The Pipes and Plumbing
Data Engineers (DEs) are responsible for the pipes and plumbing that enables BIEs to work their magic.
Data that hasn’t been properly organized and cleaned can be very dangerous. Not only is the data hard to analyze, but the conclusions could be incorrect. Data Engineering is the practice of collecting, cleaning, storing the data, and making it available to end users. Further transformations can be completed using Extract, Transform, and Load (ETL) methods. BIEs and Business Analysts rely heavily on Data Engineers to construct a data platform that is easy to use, accurate, and scalable.
Tony started working with the Central FP&A team of a major tech company. At the time, the entire group was doing everything in Excel and emailing out PDF reports to senior leaders. This was time consuming, error prone, and a poor customer experience.
Tony set up an AWS account and plugged into existing data infrastructure through AWS Lake Formation and S3. He applied further transformations on the data with Python scripts and SQL using AWS Glue. This datalake architecture built the foundation for many dashboards that serverd hundreds of users across the organization. See more detail on the T&E Dashboard or Click Through Financials Web Application.
One of the worlds largest ETF providers lacked the ability to readily access data across the $7T ETF landscape. Users would have to go into Bloomberg Terminals and download data into Excel. This was especially time intensive when Senior Management asked for a detailed analysis of competitor funds.
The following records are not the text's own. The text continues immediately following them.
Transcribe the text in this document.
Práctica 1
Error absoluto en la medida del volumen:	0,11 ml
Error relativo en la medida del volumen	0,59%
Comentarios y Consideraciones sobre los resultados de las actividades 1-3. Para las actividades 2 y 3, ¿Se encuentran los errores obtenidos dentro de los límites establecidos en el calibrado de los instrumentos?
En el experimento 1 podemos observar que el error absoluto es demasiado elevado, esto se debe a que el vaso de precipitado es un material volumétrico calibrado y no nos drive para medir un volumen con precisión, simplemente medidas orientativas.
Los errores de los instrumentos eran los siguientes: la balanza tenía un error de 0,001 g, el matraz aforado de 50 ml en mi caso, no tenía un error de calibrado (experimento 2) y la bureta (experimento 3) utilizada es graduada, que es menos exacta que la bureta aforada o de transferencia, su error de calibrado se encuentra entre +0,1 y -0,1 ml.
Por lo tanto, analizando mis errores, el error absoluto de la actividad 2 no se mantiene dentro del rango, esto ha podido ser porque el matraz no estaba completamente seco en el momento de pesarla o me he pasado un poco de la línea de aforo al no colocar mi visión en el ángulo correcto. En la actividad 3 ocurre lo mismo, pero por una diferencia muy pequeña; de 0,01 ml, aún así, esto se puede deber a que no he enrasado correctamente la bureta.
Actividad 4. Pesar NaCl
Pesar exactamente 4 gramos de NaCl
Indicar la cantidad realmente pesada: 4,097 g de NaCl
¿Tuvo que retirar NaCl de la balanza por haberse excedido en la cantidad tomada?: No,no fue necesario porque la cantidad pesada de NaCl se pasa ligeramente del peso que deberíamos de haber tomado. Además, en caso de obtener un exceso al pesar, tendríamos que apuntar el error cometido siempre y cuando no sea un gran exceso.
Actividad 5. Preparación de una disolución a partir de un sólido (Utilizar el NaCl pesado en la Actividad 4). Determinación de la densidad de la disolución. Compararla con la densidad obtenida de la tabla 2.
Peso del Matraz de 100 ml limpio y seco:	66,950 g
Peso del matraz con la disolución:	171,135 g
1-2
Furthermore, the data coming from Bloomberg often contained errors that would go unnoticed.
Tony built data pipelines that programmatically brought in data from Bloomberg and multiple other financial data providers. He combined the data, reconciling differences to identify errors and reported issues back to the data providers. He then organized the data and created multiple lightweight files that could be quickly ingested into an ETF Dashboard making the output appear real-time to the end user.